Jacaranda, escondida detrás de la puerta, le agarró de la muñeca, y con fuerza le lanzó sobre el lecho sin darle a penas tiempo a reaccionar, se sentó a horcajadas sobre él y le colocó un antifaz. Aletargado como estaba, no terminaba de comprender qué ocurría. Momento de incertidumbre que ella aprovecho para calmarlo susurrándole al oído, mientras con un pañuelo de seda le ataba ambas manos a la cabecera: -¡Déjate hacer! Este nuevo día viene con sorpresa. Vamos a darnos una vuelta por el jardín fragante de los sueños. -¡Quiero verte, quiero tocarte!-protestó él- tratando de ganar su espacio.

-Hoy las reglas las pongo yo-sentenció ella por toda respuesta. Y le colocó su frutales pechos sobre la nariz. Momento que trató él de aprovechar para alcanzar con la boca sus pezones.

-No, no,.. ese no es el juego-anunció con voz seductora. Es una variante del veo, veo.. ¿Qué ves?. Se trata del huelo, huelo…¿Qué me evoca?

Luis fue dándose por vencido, dejando de lado las resistencias, y entregándose al placer. Y ella fue colocándole con deleite, con fruición sobre sus fosas nasales unas jugosas fresas, un chocolate especiado, una mezcla de especias, … que intercalaba con partes de su anatomía para acabar con su flor de mujer. Perfectamente planificado, cada perfume elegido cumplía religiosamente los mismo pasos: primero se lo acercaba, sin llegar a tocar su nariz, después le pedía que olfateara, tratando de adivinar de qué se trataba. Luego se lo retiraba, y le preguntaba qué era, qué le sugería, El segundo paso consistía en acercárselo más, para que el perfume se conectara con su sistema límbico, y le pedía que se tomara su tiempo para describir lo que olía y le evocaba.

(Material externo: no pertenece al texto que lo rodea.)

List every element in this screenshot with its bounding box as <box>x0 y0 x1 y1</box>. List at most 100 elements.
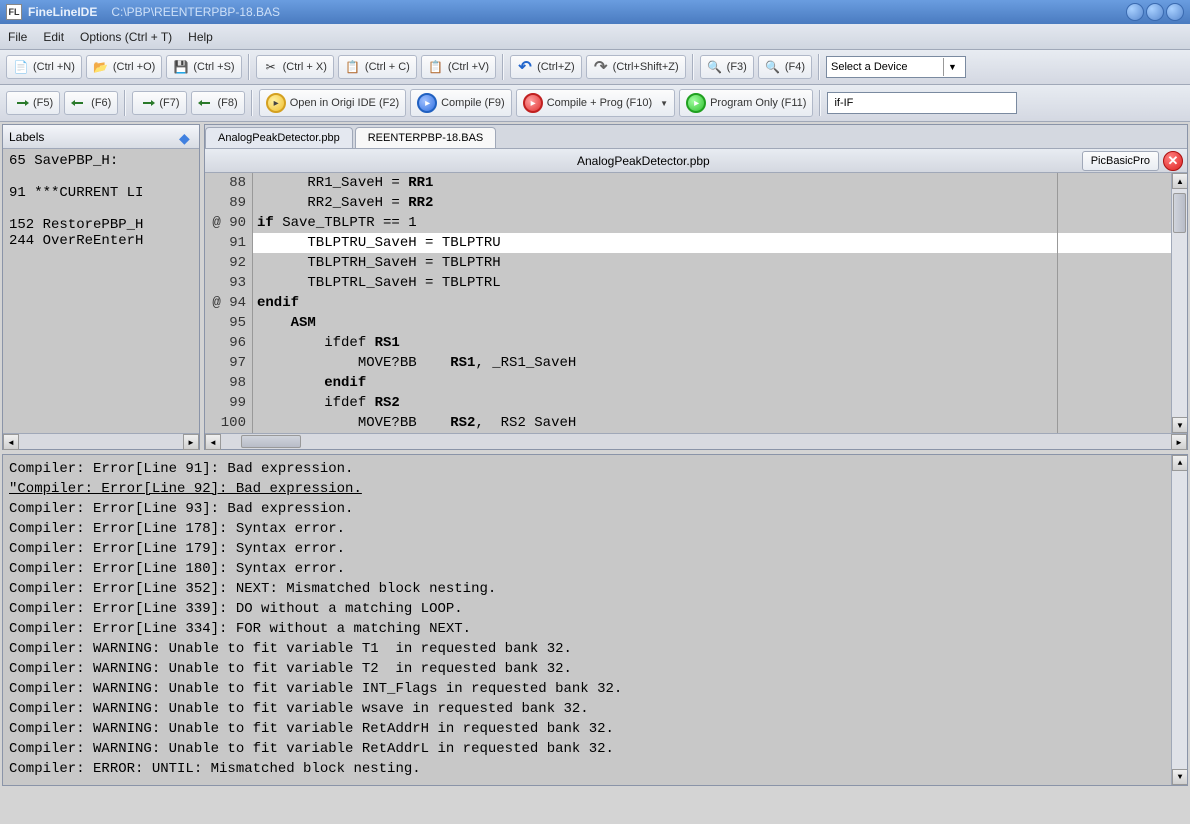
code-line[interactable]: endif <box>253 373 1171 393</box>
language-button[interactable]: PicBasicPro <box>1082 151 1159 171</box>
find-button[interactable]: (F3) <box>700 55 754 79</box>
output-line[interactable]: Compiler: WARNING: Unable to fit variabl… <box>9 739 1181 759</box>
output-line[interactable]: Compiler: Error[Line 180]: Syntax error. <box>9 559 1181 579</box>
code-line[interactable]: ASM <box>253 313 1171 333</box>
indent-left-icon <box>198 95 214 111</box>
findnext-button[interactable]: (F4) <box>758 55 812 79</box>
editor-vscroll[interactable]: ▲ ▼ <box>1171 173 1187 433</box>
findnext-label: (F4) <box>785 61 805 73</box>
tab-analogpeak[interactable]: AnalogPeakDetector.pbp <box>205 127 353 148</box>
line-number: @ 90 <box>205 213 246 233</box>
output-line[interactable]: Compiler: ERROR: UNTIL: Mismatched block… <box>9 759 1181 779</box>
snippet-field[interactable]: if-IF <box>827 92 1017 114</box>
scroll-right-button[interactable]: ► <box>183 434 199 450</box>
editor-header: AnalogPeakDetector.pbp PicBasicPro ✕ <box>205 149 1187 173</box>
code-line[interactable]: endif <box>253 293 1171 313</box>
menubar: File Edit Options (Ctrl + T) Help <box>0 24 1190 50</box>
line-number: 91 <box>205 233 246 253</box>
scroll-down-button[interactable]: ▼ <box>1172 769 1188 785</box>
paste-button[interactable]: (Ctrl +V) <box>421 55 496 79</box>
separator <box>124 90 126 116</box>
undo-icon <box>517 59 533 75</box>
open-orig-ide-button[interactable]: Open in Origi IDE (F2) <box>259 89 406 117</box>
code-line[interactable]: MOVE?BB RS1, _RS1_SaveH <box>253 353 1171 373</box>
copy-button[interactable]: (Ctrl + C) <box>338 55 417 79</box>
output-line[interactable]: Compiler: WARNING: Unable to fit variabl… <box>9 679 1181 699</box>
code-area[interactable]: RR1_SaveH = RR1 RR2_SaveH = RR2if Save_T… <box>253 173 1171 433</box>
program-only-button[interactable]: Program Only (F11) <box>679 89 813 117</box>
code-line[interactable]: RR1_SaveH = RR1 <box>253 173 1171 193</box>
scroll-track[interactable] <box>19 434 183 449</box>
line-number: 92 <box>205 253 246 273</box>
editor-filename: AnalogPeakDetector.pbp <box>205 154 1082 168</box>
sidebar-body[interactable]: 65 SavePBP_H: 91 ***CURRENT LI 152 Resto… <box>3 149 199 433</box>
code-line[interactable]: TBLPTRH_SaveH = TBLPTRH <box>253 253 1171 273</box>
cut-icon <box>263 59 279 75</box>
scroll-down-button[interactable]: ▼ <box>1172 417 1187 433</box>
toolbar-row-2: (F5) (F6) (F7) (F8) Open in Origi IDE (F… <box>0 85 1190 122</box>
menu-options[interactable]: Options (Ctrl + T) <box>80 30 172 44</box>
margin-line <box>1057 173 1058 433</box>
output-line[interactable]: Compiler: WARNING: Unable to fit variabl… <box>9 639 1181 659</box>
indent-f6-button[interactable]: (F6) <box>64 91 118 115</box>
code-line[interactable]: TBLPTRL_SaveH = TBLPTRL <box>253 273 1171 293</box>
undo-button[interactable]: (Ctrl+Z) <box>510 55 582 79</box>
output-line[interactable]: Compiler: WARNING: Unable to fit variabl… <box>9 719 1181 739</box>
compile-prog-button[interactable]: Compile + Prog (F10) <box>516 89 675 117</box>
sidebar-hscroll[interactable]: ◄ ► <box>3 433 199 449</box>
code-line[interactable]: MOVE?BB RS2, RS2 SaveH <box>253 413 1171 433</box>
editor-hscroll[interactable]: ◄ ► <box>205 433 1187 449</box>
scroll-right-button[interactable]: ► <box>1171 434 1187 450</box>
output-line[interactable]: Compiler: Error[Line 339]: DO without a … <box>9 599 1181 619</box>
scroll-up-button[interactable]: ▲ <box>1172 455 1188 471</box>
minimize-button[interactable] <box>1126 3 1144 21</box>
output-line[interactable]: Compiler: Error[Line 334]: FOR without a… <box>9 619 1181 639</box>
menu-file[interactable]: File <box>8 30 27 44</box>
output-line[interactable]: Compiler: WARNING: Unable to fit variabl… <box>9 659 1181 679</box>
close-button[interactable] <box>1166 3 1184 21</box>
output-panel[interactable]: Compiler: Error[Line 91]: Bad expression… <box>2 454 1188 786</box>
code-line[interactable]: if Save_TBLPTR == 1 <box>253 213 1171 233</box>
close-file-button[interactable]: ✕ <box>1163 151 1183 171</box>
indent-right-icon <box>13 95 29 111</box>
menu-help[interactable]: Help <box>188 30 213 44</box>
scroll-left-button[interactable]: ◄ <box>205 434 221 450</box>
code-line[interactable]: RR2_SaveH = RR2 <box>253 193 1171 213</box>
indent-f5-button[interactable]: (F5) <box>6 91 60 115</box>
scroll-thumb[interactable] <box>241 435 301 448</box>
redo-button[interactable]: (Ctrl+Shift+Z) <box>586 55 686 79</box>
file-path: C:\PBP\REENTERPBP-18.BAS <box>111 5 280 19</box>
code-line[interactable]: ifdef RS2 <box>253 393 1171 413</box>
output-line[interactable]: Compiler: Error[Line 178]: Syntax error. <box>9 519 1181 539</box>
code-line[interactable]: TBLPTRU_SaveH = TBLPTRU <box>253 233 1171 253</box>
save-button[interactable]: (Ctrl +S) <box>166 55 241 79</box>
indent-f7-button[interactable]: (F7) <box>132 91 186 115</box>
compile-button[interactable]: Compile (F9) <box>410 89 512 117</box>
scroll-left-button[interactable]: ◄ <box>3 434 19 450</box>
output-line[interactable]: Compiler: Error[Line 179]: Syntax error. <box>9 539 1181 559</box>
maximize-button[interactable] <box>1146 3 1164 21</box>
code-line[interactable]: ifdef RS1 <box>253 333 1171 353</box>
scroll-thumb[interactable] <box>1173 193 1186 233</box>
output-line[interactable]: Compiler: Error[Line 91]: Bad expression… <box>9 459 1181 479</box>
output-line[interactable]: Compiler: WARNING: Unable to fit variabl… <box>9 699 1181 719</box>
output-vscroll[interactable]: ▲ ▼ <box>1171 455 1187 785</box>
output-line[interactable]: "Compiler: Error[Line 92]: Bad expressio… <box>9 479 1181 499</box>
progonly-label: Program Only (F11) <box>710 97 806 109</box>
output-line[interactable]: Compiler: Error[Line 352]: NEXT: Mismatc… <box>9 579 1181 599</box>
scroll-up-button[interactable]: ▲ <box>1172 173 1187 189</box>
menu-edit[interactable]: Edit <box>43 30 64 44</box>
sidebar-header[interactable]: Labels ◆ <box>3 125 199 149</box>
new-button[interactable]: (Ctrl +N) <box>6 55 82 79</box>
scroll-track[interactable] <box>221 434 1171 449</box>
cut-button[interactable]: (Ctrl + X) <box>256 55 334 79</box>
open-button[interactable]: (Ctrl +O) <box>86 55 162 79</box>
window-controls <box>1126 3 1184 21</box>
indent-f8-button[interactable]: (F8) <box>191 91 245 115</box>
tab-reenter[interactable]: REENTERPBP-18.BAS <box>355 127 497 148</box>
save-label: (Ctrl +S) <box>193 61 234 73</box>
line-number: 97 <box>205 353 246 373</box>
line-number: @ 94 <box>205 293 246 313</box>
output-line[interactable]: Compiler: Error[Line 93]: Bad expression… <box>9 499 1181 519</box>
device-select[interactable]: Select a Device ▼ <box>826 56 966 78</box>
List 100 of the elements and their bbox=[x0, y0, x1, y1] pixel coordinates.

Poco a poco, Luis fue entrando en aquel juego que producía un efecto relajante en su cuerpo, enervaba sus sentidos y catapultaba su libido. Iba poniendo palabras a todo aquello que olía, y cada olor nuevo le deleitaba más que el anterior, provocándole sentimientos, sensaciones, recuerdos que creía olvidados, o que dormían en la memoria genética de un yo desconocido. Llegó a tal grado de éxtasis, que entre sollozos de placer, y con la sangre desbordada en dirección a todas sus terminaciones nerviosas de su cuerpo, le suplicó en una mezcla de devoción y rendición total: ¡Déjame amarte!

Así nació aquel juego del síndrome olfativo de Sthendal, que ya nos les abandonaría más.